For 16 days during this General Assembly session, members of the news media were outraged that state Sen. Tommy Norment, an iconoclastic Republican from Williamsburg, kicked political reporters off the Senate floor.
Press groups at the state and national level decried the policy, editorial writers huffed and puffed, and Times-Dispatch columnist Jeff Schapiro took to carrying around binoculars to watch the proceedings from the balcony, to which reporters were sent.
When Norment reversed his decision and restored floor access to reporters Feb. 1, the Virginia Capitol Correspondents Association issued a statement saying, “Denying reporter access to the Virginia Senate floor session was a mistake that could have been avoided; restoring it was the right thing to do.”
But the brouhaha also brought forth discussion of a little-known policy: Not all news media are allowed access to the Senate floor. Their colleagues in the Virginia Capitol Correspondents Association serve as the gateway.
For years, a small group of political reporters operating through the association has kept bloggers, part-time correspondents and freelance journalists out of choice spots with access to legislators.
To get access, a journalist must be a member of the association for a fee of $55. According to bylaws, membership is open only to “full-time, paid correspondents” whose primary job is covering state government.
The association consists of 24 members who represent such mainstream outlets as the Richmond Times-Dispatch, the Associated Press, the Daily Press and the Virginian-Pilot (whose parent company owns Style). They decide who meets those qualifications and make recommendations for credentialing to the General Assembly.
The whole concept is outdated, says Charlottesville blogger Waldo Jaquith, who serves as director of U.S. Open Data and is adviser to the Sunlight Foundation.
“In 2016, the line between ‘blogger’ and ‘journalist’ is no longer meaningful,” Jaquith says. “The Capitol press corps has withered to almost nothing over the past decade. They’re a pale imitation of what they once.”

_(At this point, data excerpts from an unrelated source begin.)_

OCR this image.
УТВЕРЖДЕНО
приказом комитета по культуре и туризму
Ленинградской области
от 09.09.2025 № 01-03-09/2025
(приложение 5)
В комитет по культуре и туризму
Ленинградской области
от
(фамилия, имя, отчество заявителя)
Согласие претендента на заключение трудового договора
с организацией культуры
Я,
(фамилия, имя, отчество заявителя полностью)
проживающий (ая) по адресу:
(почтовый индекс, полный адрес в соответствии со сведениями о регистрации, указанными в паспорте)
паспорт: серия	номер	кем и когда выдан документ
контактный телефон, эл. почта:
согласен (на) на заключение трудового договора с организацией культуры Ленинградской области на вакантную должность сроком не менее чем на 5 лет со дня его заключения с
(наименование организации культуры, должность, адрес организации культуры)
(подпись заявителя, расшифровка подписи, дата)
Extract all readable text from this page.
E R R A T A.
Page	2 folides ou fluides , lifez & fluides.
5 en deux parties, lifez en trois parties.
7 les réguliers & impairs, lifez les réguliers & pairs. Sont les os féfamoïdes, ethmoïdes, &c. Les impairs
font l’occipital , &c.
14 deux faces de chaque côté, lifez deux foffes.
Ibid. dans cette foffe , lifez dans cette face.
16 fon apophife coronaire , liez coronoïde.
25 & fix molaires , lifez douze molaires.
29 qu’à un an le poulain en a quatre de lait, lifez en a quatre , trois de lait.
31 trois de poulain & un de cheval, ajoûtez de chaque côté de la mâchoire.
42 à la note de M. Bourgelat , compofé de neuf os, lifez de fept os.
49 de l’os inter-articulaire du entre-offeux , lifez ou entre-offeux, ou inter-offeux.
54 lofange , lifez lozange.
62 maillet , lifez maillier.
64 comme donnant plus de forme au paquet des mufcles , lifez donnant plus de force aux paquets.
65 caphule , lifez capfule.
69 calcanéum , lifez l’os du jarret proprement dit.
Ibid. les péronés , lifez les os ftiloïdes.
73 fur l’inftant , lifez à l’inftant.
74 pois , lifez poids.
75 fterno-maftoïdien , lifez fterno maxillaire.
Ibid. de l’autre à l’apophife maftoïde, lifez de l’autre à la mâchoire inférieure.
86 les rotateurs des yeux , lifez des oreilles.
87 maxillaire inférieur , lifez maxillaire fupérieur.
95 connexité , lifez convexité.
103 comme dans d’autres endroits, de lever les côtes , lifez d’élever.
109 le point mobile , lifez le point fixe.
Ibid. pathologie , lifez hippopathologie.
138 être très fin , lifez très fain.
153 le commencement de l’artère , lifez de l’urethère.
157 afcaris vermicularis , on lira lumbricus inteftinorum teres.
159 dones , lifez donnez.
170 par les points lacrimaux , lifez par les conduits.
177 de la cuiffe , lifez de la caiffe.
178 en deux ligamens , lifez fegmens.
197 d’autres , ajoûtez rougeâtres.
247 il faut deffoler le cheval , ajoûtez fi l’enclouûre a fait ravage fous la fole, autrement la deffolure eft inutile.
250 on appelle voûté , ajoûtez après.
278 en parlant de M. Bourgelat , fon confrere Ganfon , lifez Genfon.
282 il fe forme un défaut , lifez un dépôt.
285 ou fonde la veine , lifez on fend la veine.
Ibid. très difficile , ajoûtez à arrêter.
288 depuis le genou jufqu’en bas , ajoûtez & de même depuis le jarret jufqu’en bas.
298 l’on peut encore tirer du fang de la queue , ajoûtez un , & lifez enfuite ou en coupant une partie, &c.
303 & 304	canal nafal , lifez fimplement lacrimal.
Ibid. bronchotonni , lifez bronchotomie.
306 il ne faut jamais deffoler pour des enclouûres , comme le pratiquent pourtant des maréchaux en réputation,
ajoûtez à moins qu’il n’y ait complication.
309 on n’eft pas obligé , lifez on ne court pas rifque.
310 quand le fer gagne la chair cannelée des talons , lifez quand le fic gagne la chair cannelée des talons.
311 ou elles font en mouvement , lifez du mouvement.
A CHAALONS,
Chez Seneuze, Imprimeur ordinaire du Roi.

Jim Bacon, the publisher of Bacon’s Rebellion, a wonkish blog that covers state policy issues — to which this reporter served as a contributor — had this to say in an email about the association: “After all their self-righteous fury at Norment for banishing reporters from the Senate floor, it takes a lot of nerve for them to turn around and refuse accreditation to bloggers! Roast them alive!”
Jim Hoeft, editor in chief of the conservative blog Bearing Drift, says he worked to get bloggers credentialed for years. “We feel that we’re treated like second-class citizens by the press,” he says, “but we’re actually citizens who give a shit.”
Responding to the concerns, Times-Dispatch political reporter Jim Nolan, who’s completing three years of service on the association board, most recently as president, says changes may be afoot. The group is scheduled to meet Wednesday to choose a new president.
“We are in the process of reviewing VCCA membership bylaws in recognition of the changing media landscape,” Nolan says. “We welcome input in this review.”
The ultimate authority in accrediting journalists and allowing access in state legislatures rests with governments, which handle such matters in different ways. Two states, Washington and Virginia, have let journalists deal with the issues themselves.
But as the digital revolution has turned traditional journalism upside down, leading to layoffs of veteran reporters and editors, it’s become more difficult to define journalists. In some cases, such as one in San Diego, it’s led to lawsuits by free-lancers who say they were unfairly denied credentials.
All of the newspapers whose reporters are members of the Virginia correspondents association have undergone major layoffs since the late 1990s. Journalism has morphed into independent reporters who file on blogs or Facebook.
“Protecting their membership from new media might have made sense 10 years ago,” Jaquith says, “but at this point the Capitol press corps is a club so exclusive that there’s a plausible future in which it has no members.”
Lowell Feld, editor of the progressive Blue Virginia blog, says that many bloggers are political veterans with just as keen of an understanding of the issues as anyone else.
It’s unclear what changes the association might make. One issue is how it would accommodate serious untraditional reporters while dealing with lobbyists trying to masquerade as reporters. But for now, bloggers and freelancers are relegated to the legislative galleries with the rest of the public.
Editor’s note: A previous version of the story said Jim Nolan served a three-year term as president. But his three years of service included other positions.